NOVEL DRUG DELIVERY SYSTEM

 

f) HYDROGELS:
Hydrogels are three-dimensional, hydrophilic, polymeric networks capable of imbibing large amounts of water or biological fluids. The networks are composed of homopolymers or copolymers, and are insoluble due to the presence of chemical crosslinks (tie-points, junctions), or physical crosslinks, such as entanglements or crystallites. Hydrogels exhibit a thermodynamic compatibility with water, which allows them to swell in aqueous media. They are used to regulate drug release in reservoir-based, controlled release systems or as carriers in swellable and swelling-controlled release devices. On the forefront of controlled drug delivery, hydrogels as enviro-intelligent and stimuli-sensitive gel systems modulate release in response to pH, temperature, ionic strength, electric field, or specific analyte concentration differences. In these systems, release can be designed to occur within specific areas of the body (e.g., within a certain pH of the digestive tract) or also via specific sites (adhesive or cell-receptor specific gels via tethered chains from the hydrogel surface). Hydrogels as drug delivery systems can be very promising materials if combined with the technique of molecular imprinting.
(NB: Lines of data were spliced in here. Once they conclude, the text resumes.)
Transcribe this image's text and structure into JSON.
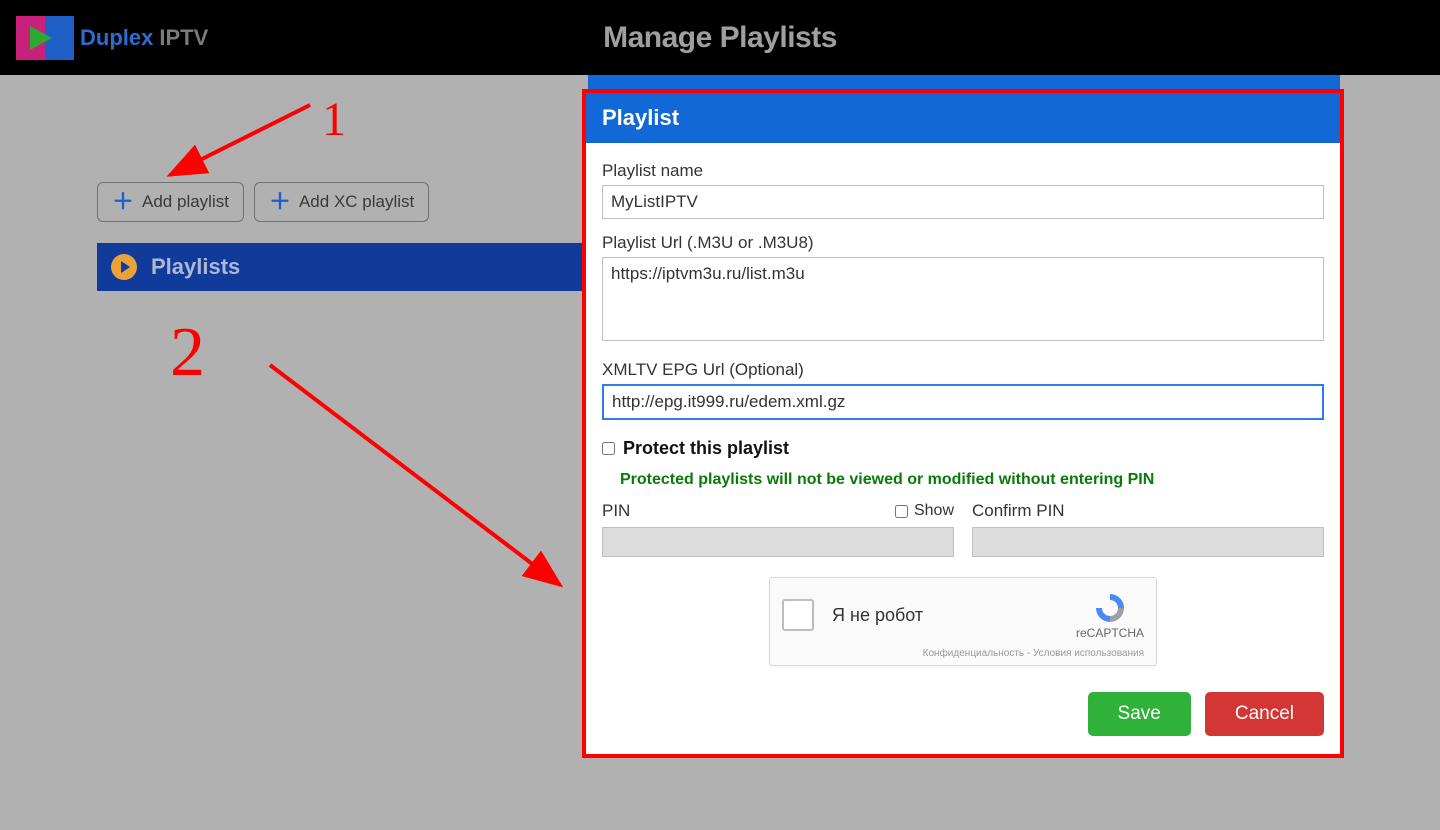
{
  "header": {
    "logo_text1": "Duplex",
    "logo_text2": "IPTV",
    "title": "Manage Playlists"
  },
  "toolbar": {
    "add_playlist_label": "Add playlist",
    "add_xc_playlist_label": "Add XC playlist"
  },
  "sidebar": {
    "playlists_label": "Playlists"
  },
  "annotation": {
    "num1": "1",
    "num2": "2"
  },
  "modal": {
    "title": "Playlist",
    "fields": {
      "name_label": "Playlist name",
      "name_value": "MyListIPTV",
      "url_label": "Playlist Url (.M3U or .M3U8)",
      "url_value": "https://iptvm3u.ru/list.m3u",
      "epg_label": "XMLTV EPG Url (Optional)",
      "epg_value": "http://epg.it999.ru/edem.xml.gz",
      "protect_label": "Protect this playlist",
      "protect_note": "Protected playlists will not be viewed or modified without entering PIN",
      "pin_label": "PIN",
      "show_label": "Show",
      "confirm_pin_label": "Confirm PIN"
    },
    "captcha": {
      "label": "Я не робот",
      "brand": "reCAPTCHA",
      "footer": "Конфиденциальность - Условия использования"
    },
    "buttons": {
      "save": "Save",
      "cancel": "Cancel"
    }
  }
}
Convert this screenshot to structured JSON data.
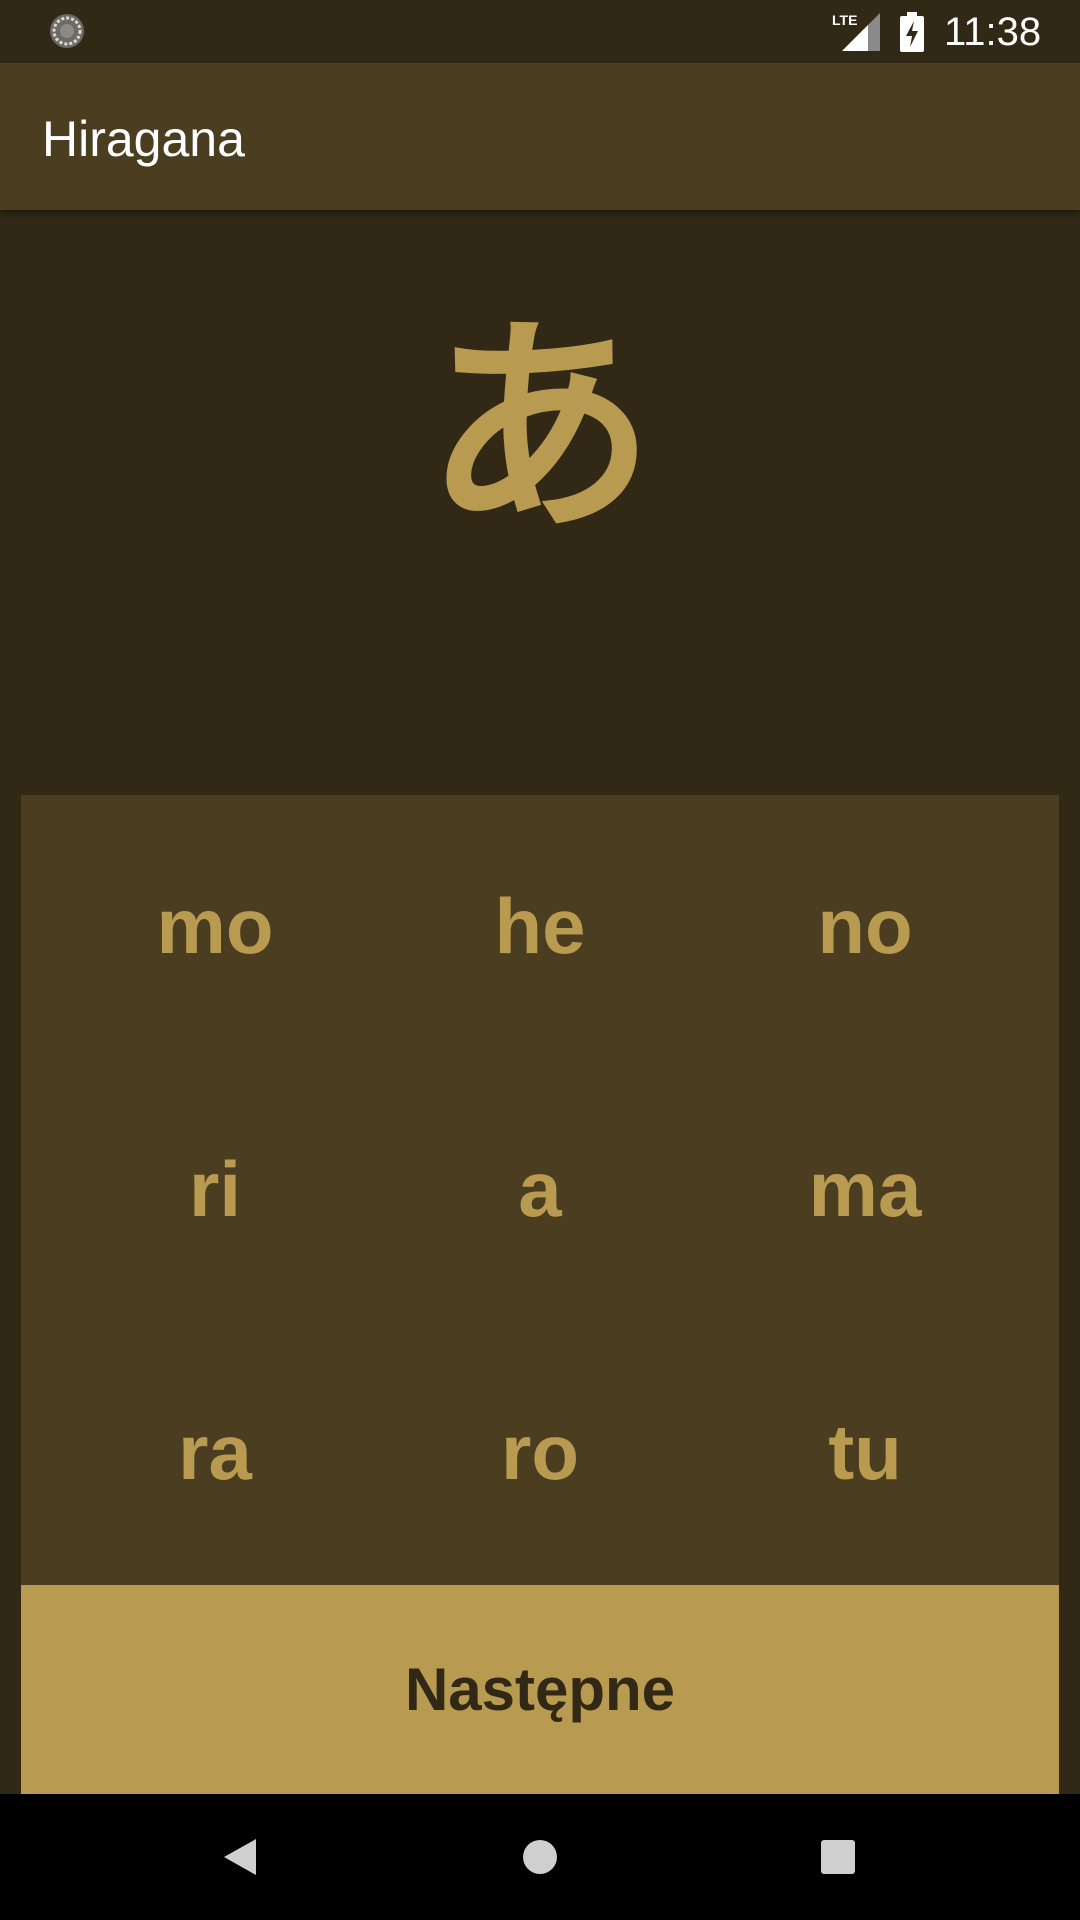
{
  "status_bar": {
    "time": "11:38",
    "network_label": "LTE",
    "icons": [
      "sync-icon",
      "lte-signal-icon",
      "battery-charging-icon"
    ]
  },
  "app_bar": {
    "title": "Hiragana"
  },
  "question": {
    "kana": "あ"
  },
  "answers": [
    "mo",
    "he",
    "no",
    "ri",
    "a",
    "ma",
    "ra",
    "ro",
    "tu"
  ],
  "next_button": {
    "label": "Następne"
  },
  "nav_bar": {
    "icons": [
      "back-icon",
      "home-icon",
      "recents-icon"
    ]
  },
  "colors": {
    "background": "#312916",
    "panel": "#4a3d20",
    "accent": "#b99a51",
    "nav": "#000000"
  }
}
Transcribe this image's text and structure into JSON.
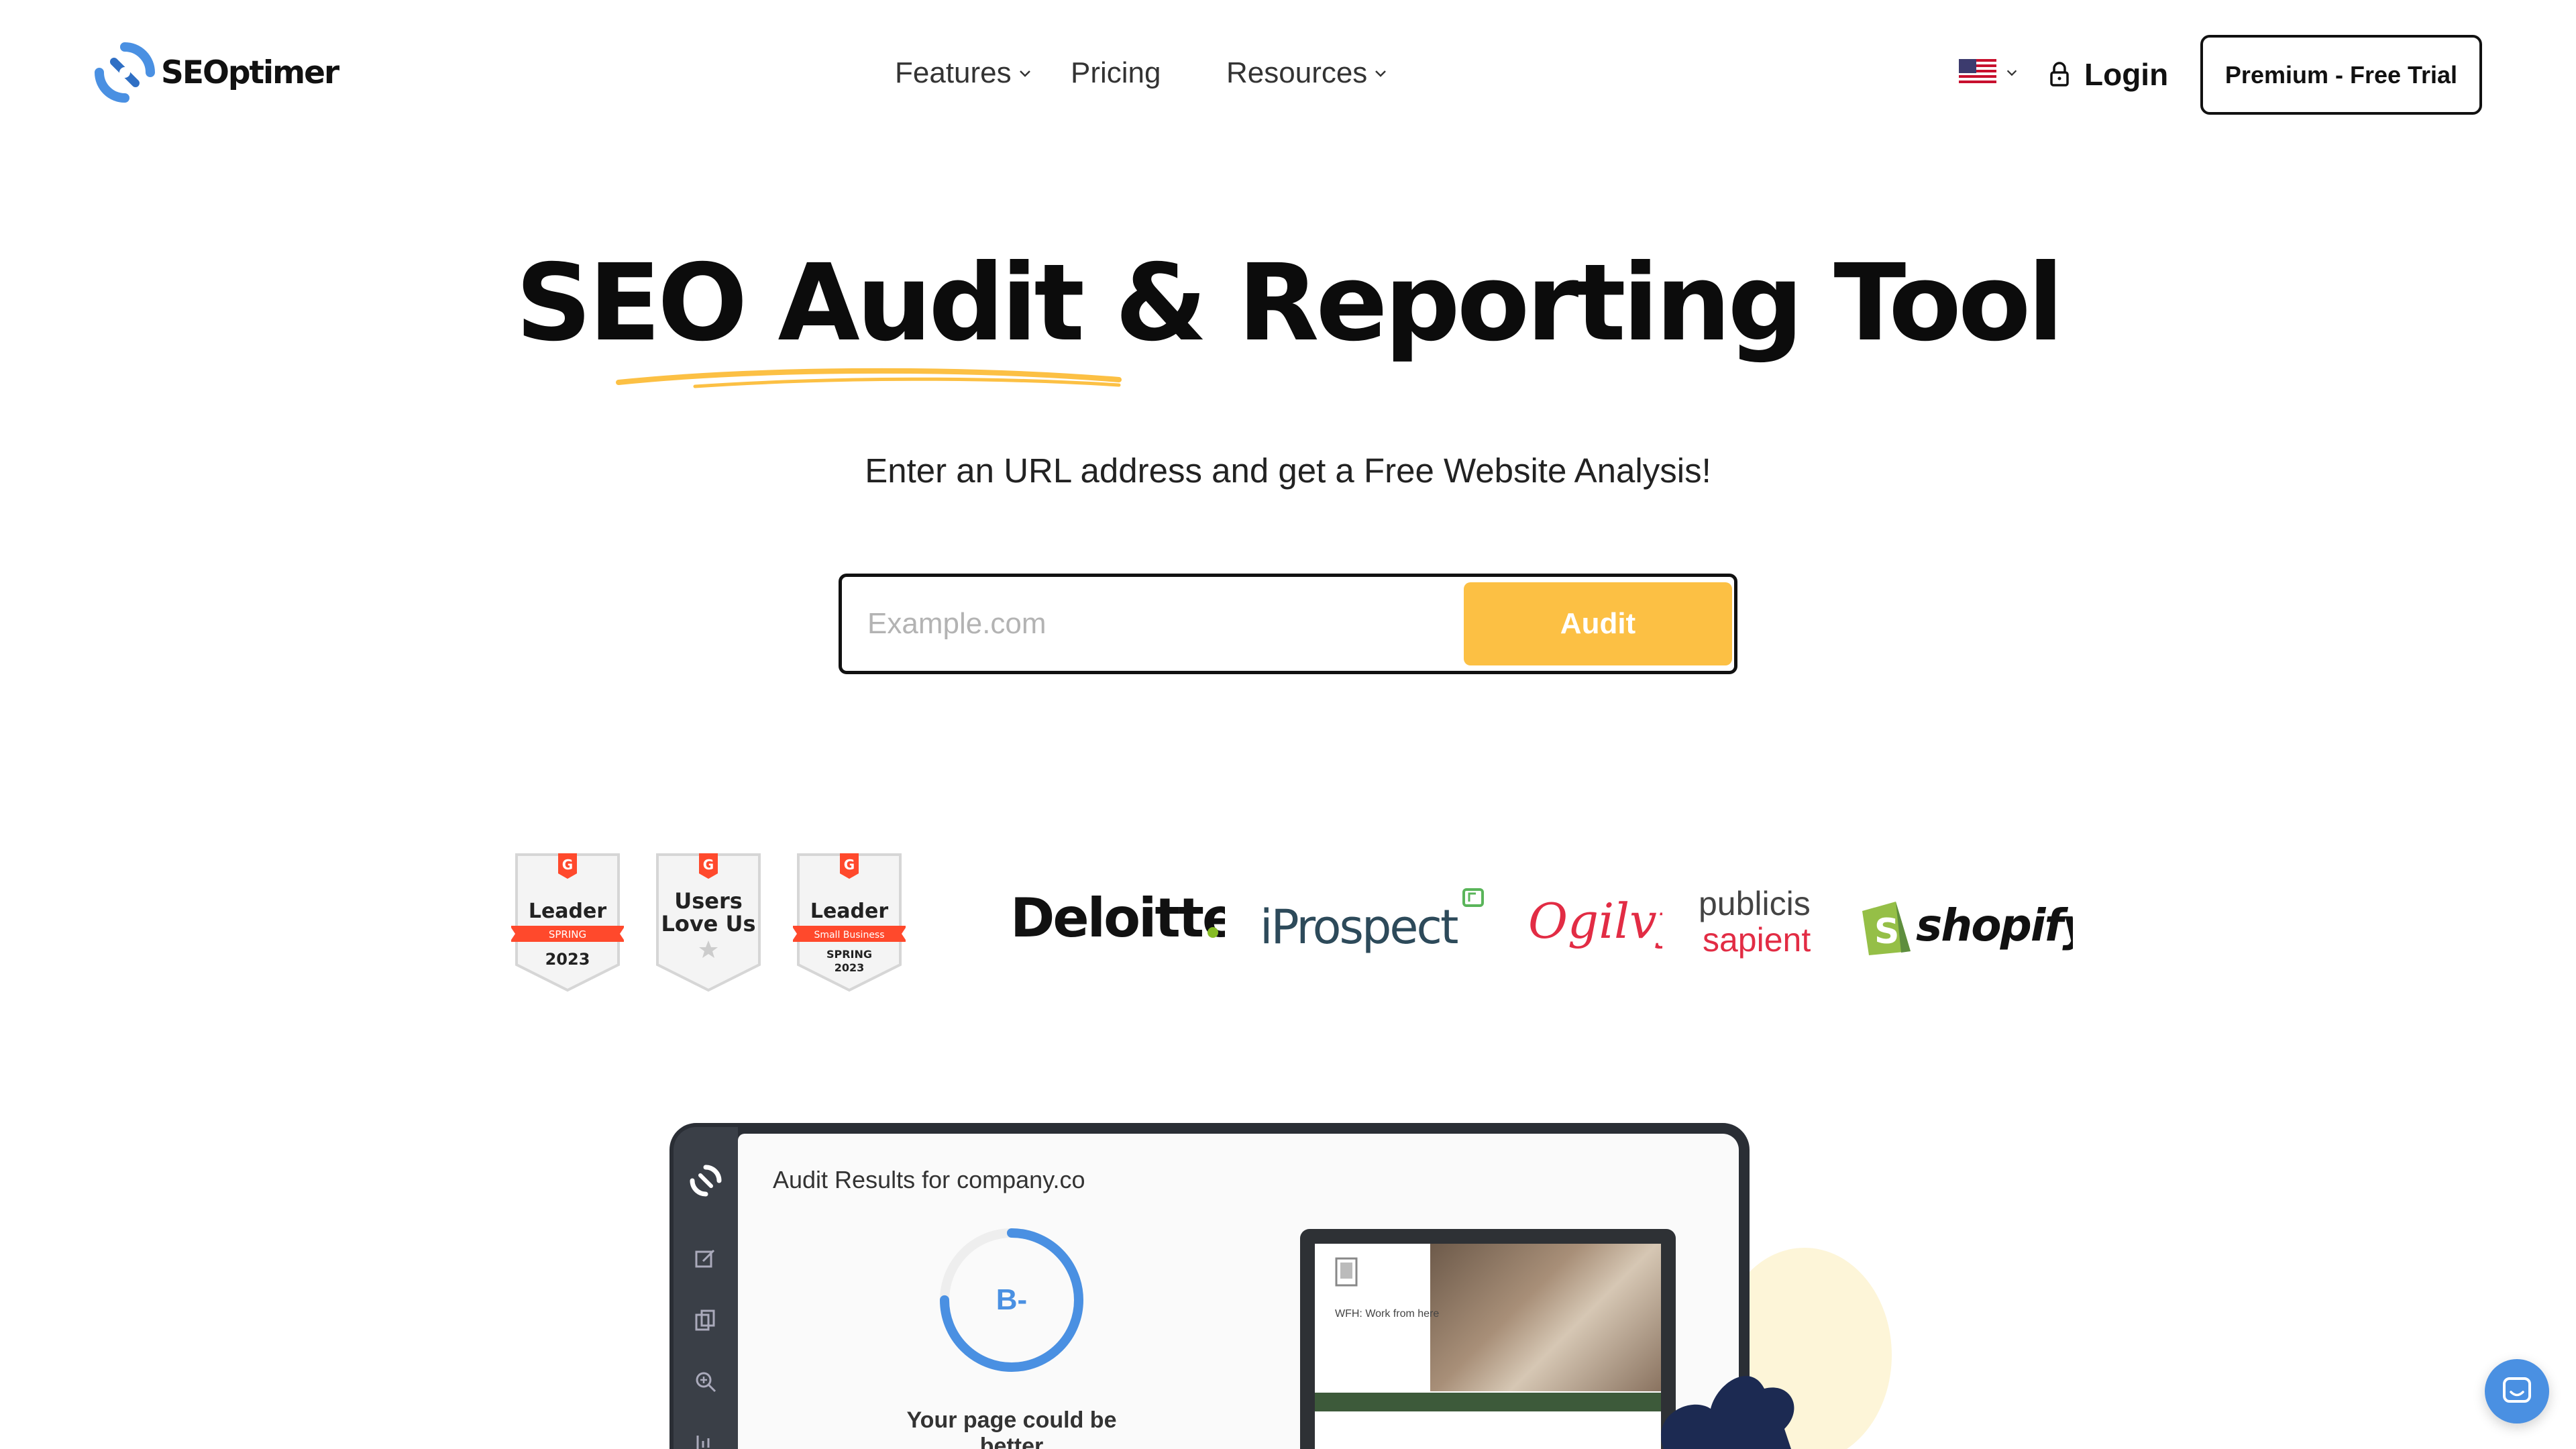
{
  "header": {
    "logo_text": "SEOptimer",
    "nav": [
      {
        "label": "Features",
        "has_dropdown": true
      },
      {
        "label": "Pricing",
        "has_dropdown": false
      },
      {
        "label": "Resources",
        "has_dropdown": true
      }
    ],
    "login_label": "Login",
    "trial_label": "Premium - Free Trial",
    "language_icon": "us-flag-icon"
  },
  "hero": {
    "title": "SEO Audit & Reporting Tool",
    "subtitle": "Enter an URL address and get a Free Website Analysis!",
    "search_placeholder": "Example.com",
    "search_value": "",
    "audit_label": "Audit",
    "accent_color": "#fcc044"
  },
  "badges": [
    {
      "title": "Leader",
      "ribbon": "SPRING",
      "year": "2023",
      "stacked": false
    },
    {
      "title_line1": "Users",
      "title_line2": "Love Us"
    },
    {
      "title": "Leader",
      "ribbon": "Small Business",
      "season": "SPRING",
      "year": "2023"
    }
  ],
  "clients": [
    "Deloitte",
    "iProspect",
    "Ogilvy",
    "publicis",
    "sapient",
    "shopify"
  ],
  "preview": {
    "audit_title": "Audit Results for company.co",
    "grade": "B-",
    "grade_fraction": 0.75,
    "grade_message": "Your page could be better",
    "mini_caption": "WFH: Work from here"
  }
}
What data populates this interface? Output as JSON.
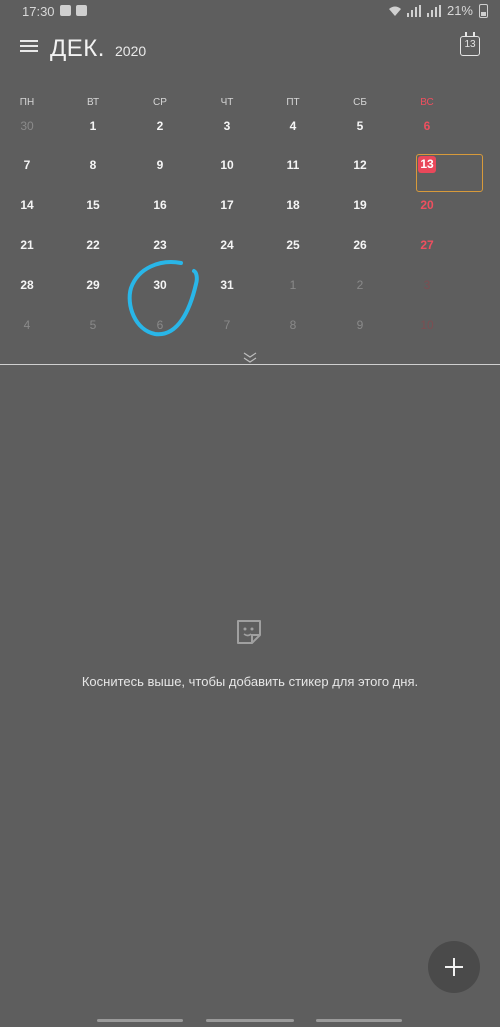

Figure: 4 Pegylated and pH sensitive micro- or nanogels

1.1.2 Administration Routes
The choice of a delivery route is driven by patient acceptability, the properties of the drug (such as its solubility), access to a disease location, or effectiveness in dealing with the specific disease.

a)      PERORAL ROUTE:
The most important drug delivery route is the peroral route. An increasing number of drugs are protein- and peptide-based. They offer the greatest potential for more effective therapeutics, but they do not easily cross mucosal surfaces and biological membranes; they are easily denatured or degraded, prone to rapid clearance in the liver and other body tissues and require precise dosing. At present, protein drugs are usually administered by injection, but this route is less pleasant and also poses problems of oscillating blood drug concentrations. So, despite the barriers to successful drug delivery that exist in the gastrointestinal tract (i.e., acid-induced hydrolysis in the stomach, enzymatic degradation throughout the gastrointestinal tract by several proteolytic enzymes, bacterial fermentation in the colon), the peroral route is still the most intensively investigated as it offers advantages of convenience and cheapness of administration, and potential manufacturing cost savings.

b)      PULMONARY ROUTE:
Pulmonary delivery is also important and is effected in a variety of ways - via aerosols, metered dose inhaler systems (MDIs), powders (dry powder inhalers, DPIs) and solutions (nebulizers), all of which may contain nanostructures such as liposomes, micelles, nanoparticles and dendrimers. Aerosol products for pulmonary delivery comprise more than 30% of the global drug delivery market. Research into lung delivery is driven by the potential for successful protein and peptide drug delivery, and by the promise of an effective delivery mechanism for gene therapy (for example, in the treatment of cystic fibrosis), as well as the need to replace chlorofluorocarbon propellants in MDIs. Pulmonary drug delivery offers both local targeting for the treatment of respiratory diseases and increasingly appears to be a viable option for the delivery of drugs systemically. However, the pulmonary delivery of proteins suffers by proteases in the lung, which reduce the overall bioavailability, and by the barrier between capillary blood and alveolar air (air-blood barrier).

c) TRANSDERMAL ROUTE:
Transdermal drug delivery avoids problems such as gastrointestinal irritation, metabolism, variations in delivery rates and interference due to the presence of food. It is also suitable for unconscious patients. The technique is generally non-invasive and aesthetically acceptable, and can be used to provide local delivery over several days. Limitations include slow penetration rates, lack of dosage flexibility and / or precision, and a restriction to relatively low dosage drugs.

d) PARENTERAL ROUTE: Parenteral routes (intravenous, intramuscular, subcutaneous) are very important. The only nanosystems presently in the market (liposomes) are administered intravenously. Nanoscale drug carriers have a great potential for improving the delivery of drugs through nasal and sublingual routes, both of which avoid first-pass metabolism; and for difficult-access ocular, brain and intra-articular cavities. For example, it has been possible to deliver peptides and vaccines systemically, using the nasal route, thanks to the association of the active drug macromolecules with nanoparticles. In addition, there is the possibility of improving the occular bioavailability of drugs if administered in a colloidal drug carrier.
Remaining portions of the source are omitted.